The removed outliers may have been influential points that were actually well-predicted by the model. If these points were not errors but valid extreme values, the model might have been leveraging these data points to better fit the overall trend. Without them, the model might not capture the full range of the data as well.

Tree-based models like Gradient Boosting, can be sensitive to the removal of data points. The decision boundaries or split points might change significantly when outliers are removed, leading to a poorer fit to the remaining data.

### Random Forest Regressor Model

In [43]:
def random_forest_regression(predictor):
    # Prepare the data
    X_train = train_data[predictor]
    X_test = test_data[predictor]
    y_train = train_data['resale_price']
    y_test = test_data['resale_price']

    # Train decision tree
    rf = RandomForestRegressor()
    rf.fit(X_train, y_train)
    
    # Predict Response corresponding to Predictors
    y_train_pred = rf.predict(X_train)
    y_test_pred = rf.predict(X_test)
    
    # Check the Goodness of Fit (on Train Data)
    print("Goodness of Fit of Model \tTrain Dataset")
    print("Explained variance\t:", rf.score(X_train, y_train))
    print("Mean squared error \t:", mean_squared_error(y_train, y_train_pred))
    print()

    # Check the Goodness of Fit (on Test Data)
    print("Goodness of Fit of Model \tTest Dataset")
    print("Explained variance \t:", rf.score(X_test, y_test))
    print("Mean squared error \t:", mean_squared_error(y_test, y_test_pred))
    print()
    
    # Plot trees
#     for i in range(min(2,len(rf.estimators_))):
#         plt.figure(figsize=(30,15), dpi=300)
#         plot_tree(rf.estimators_[i])
#         plt.show()

In [45]:
random_forest_regression(['floor_area_sqm'])

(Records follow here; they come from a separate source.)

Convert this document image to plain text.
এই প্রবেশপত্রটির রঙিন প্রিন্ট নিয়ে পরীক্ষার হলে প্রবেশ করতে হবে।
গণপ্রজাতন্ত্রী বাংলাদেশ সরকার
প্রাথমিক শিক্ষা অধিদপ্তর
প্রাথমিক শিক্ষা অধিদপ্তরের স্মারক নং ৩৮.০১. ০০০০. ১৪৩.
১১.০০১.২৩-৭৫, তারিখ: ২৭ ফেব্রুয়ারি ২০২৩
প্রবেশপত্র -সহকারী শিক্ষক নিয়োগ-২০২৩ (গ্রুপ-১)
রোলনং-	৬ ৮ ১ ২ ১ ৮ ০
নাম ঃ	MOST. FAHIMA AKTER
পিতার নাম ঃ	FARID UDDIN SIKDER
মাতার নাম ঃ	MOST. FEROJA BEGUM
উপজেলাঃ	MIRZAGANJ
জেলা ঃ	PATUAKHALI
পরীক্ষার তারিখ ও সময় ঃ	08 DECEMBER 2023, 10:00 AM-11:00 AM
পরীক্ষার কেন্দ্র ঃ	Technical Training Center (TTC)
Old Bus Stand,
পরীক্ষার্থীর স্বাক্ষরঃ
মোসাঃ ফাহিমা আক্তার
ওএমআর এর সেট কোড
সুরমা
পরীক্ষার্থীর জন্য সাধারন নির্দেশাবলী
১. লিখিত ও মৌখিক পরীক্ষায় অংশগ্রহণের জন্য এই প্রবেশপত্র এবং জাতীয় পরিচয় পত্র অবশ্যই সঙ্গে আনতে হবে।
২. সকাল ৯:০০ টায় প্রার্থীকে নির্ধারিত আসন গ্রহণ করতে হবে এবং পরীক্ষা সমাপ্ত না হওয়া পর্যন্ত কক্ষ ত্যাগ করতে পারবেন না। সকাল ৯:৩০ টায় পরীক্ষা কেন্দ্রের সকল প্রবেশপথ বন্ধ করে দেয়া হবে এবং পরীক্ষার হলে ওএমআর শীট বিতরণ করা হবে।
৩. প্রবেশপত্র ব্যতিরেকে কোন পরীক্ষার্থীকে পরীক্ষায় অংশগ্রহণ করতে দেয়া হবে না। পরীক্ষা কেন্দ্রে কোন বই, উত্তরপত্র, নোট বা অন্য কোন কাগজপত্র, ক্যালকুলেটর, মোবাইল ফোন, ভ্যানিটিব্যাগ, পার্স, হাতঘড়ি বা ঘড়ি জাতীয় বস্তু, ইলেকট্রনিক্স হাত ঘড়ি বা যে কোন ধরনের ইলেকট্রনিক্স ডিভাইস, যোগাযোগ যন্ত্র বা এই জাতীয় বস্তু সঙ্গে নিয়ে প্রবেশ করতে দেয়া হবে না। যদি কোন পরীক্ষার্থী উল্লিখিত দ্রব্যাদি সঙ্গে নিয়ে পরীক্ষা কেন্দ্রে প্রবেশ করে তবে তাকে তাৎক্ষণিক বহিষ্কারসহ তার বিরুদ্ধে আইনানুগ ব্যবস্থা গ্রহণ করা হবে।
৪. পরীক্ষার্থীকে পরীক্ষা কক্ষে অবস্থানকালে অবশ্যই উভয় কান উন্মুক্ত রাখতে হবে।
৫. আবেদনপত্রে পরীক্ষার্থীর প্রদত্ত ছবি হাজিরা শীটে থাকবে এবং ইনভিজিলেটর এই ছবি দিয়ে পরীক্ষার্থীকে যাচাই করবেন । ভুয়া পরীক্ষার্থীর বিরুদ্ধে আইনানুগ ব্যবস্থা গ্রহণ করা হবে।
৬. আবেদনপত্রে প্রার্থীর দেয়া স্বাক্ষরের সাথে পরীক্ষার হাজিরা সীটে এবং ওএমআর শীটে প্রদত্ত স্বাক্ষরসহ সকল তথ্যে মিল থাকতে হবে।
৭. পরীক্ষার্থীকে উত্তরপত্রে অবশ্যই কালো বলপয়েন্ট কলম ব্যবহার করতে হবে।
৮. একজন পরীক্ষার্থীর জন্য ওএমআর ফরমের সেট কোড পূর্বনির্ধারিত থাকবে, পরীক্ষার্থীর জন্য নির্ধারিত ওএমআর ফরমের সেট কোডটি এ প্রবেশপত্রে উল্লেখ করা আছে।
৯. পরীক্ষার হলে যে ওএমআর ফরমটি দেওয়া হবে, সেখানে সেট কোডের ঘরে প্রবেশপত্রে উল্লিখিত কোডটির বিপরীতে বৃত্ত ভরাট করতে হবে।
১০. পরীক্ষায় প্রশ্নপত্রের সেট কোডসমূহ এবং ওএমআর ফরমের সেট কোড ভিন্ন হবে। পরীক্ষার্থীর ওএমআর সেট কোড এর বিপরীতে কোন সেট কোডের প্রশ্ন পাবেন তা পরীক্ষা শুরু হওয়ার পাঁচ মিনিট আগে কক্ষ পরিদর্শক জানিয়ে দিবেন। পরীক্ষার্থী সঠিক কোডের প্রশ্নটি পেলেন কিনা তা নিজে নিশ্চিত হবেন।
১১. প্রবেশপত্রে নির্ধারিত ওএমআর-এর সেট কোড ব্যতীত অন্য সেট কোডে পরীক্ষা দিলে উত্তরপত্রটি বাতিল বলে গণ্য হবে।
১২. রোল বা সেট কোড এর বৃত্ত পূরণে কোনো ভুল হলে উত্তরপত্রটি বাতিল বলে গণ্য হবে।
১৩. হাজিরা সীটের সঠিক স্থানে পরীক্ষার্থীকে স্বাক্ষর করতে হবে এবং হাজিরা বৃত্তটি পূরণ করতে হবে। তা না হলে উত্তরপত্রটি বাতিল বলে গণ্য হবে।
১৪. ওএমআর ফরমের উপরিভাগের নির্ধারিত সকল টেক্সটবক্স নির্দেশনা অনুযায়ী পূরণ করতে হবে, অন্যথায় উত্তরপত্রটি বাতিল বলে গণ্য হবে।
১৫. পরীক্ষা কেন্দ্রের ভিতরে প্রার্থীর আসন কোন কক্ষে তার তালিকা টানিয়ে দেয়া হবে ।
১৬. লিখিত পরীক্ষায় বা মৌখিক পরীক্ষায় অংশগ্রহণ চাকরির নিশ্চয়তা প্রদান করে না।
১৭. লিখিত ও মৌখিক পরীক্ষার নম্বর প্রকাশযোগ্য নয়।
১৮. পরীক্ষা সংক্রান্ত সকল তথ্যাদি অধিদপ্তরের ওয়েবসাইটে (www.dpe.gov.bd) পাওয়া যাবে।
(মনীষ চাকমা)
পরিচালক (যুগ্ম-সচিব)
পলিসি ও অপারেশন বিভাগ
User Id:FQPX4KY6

Goodness of Fit of Model 	Train Dataset
Explained variance	: 0.6113498311971979
Mean squared error 	: 5854036186.56932

Goodness of Fit of Model 	Test Dataset
Explained variance 	: 0.6061041828675331
Mean squared error 	: 5868349720.9029665



In [56]:
random_forest_regression(['lease_commence_date'])

Goodness of Fit of Model 	Train Dataset
Explained variance	: 0.24127685760804374
Mean squared error 	: 11428253703.920877

Goodness of Fit of Model 	Test Dataset
Explained variance 	: 0.22995736699142033
Mean squared error 	: 11472270773.008965



In [49]:
random_forest_regression(['year'])

Goodness of Fit of Model 	Train Dataset
Explained variance	: 0.011606497976667796
Mean squared error 	: 14887659370.477146

Goodness of Fit of Model 	Test Dataset
Explained variance 	: 0.012279705302368993
Mean squared error 	: 14715282223.395002



In [50]:
random_forest_regression(['floor_area_sqm','lease_commence_date','year'])

Goodness of Fit of Model 	Train Dataset
Explained variance	: 0.7953065480009689
Mean squared error 	: 3083191443.984981

Goodness of Fit of Model 	Test Dataset
Explained variance 	: 0.7293796834423929
Mean squared error 	: 4031763197.4432244



The Random Forest algorithm constructs multiple decision trees during training and outputs the mean prediction of the individual trees for regression tasks, or the class that is the mode of the classes for classification tasks.

Building the regression tree using `year` and `lease_commence_date` instead of only `floor_area_sqm` shows a jump of the explained variance from around 60% to above 70%. This shows that `year` and `lease_commence_date` are also quite relevant factors toward `resale_price`

Explained variance for the training, it's around 79.5%, indicating that the model explains a substantial portion of the variance in the resale price data. The explained variance is for the test set is at around 74.29% suggesting that the model generalizes well to unseen data.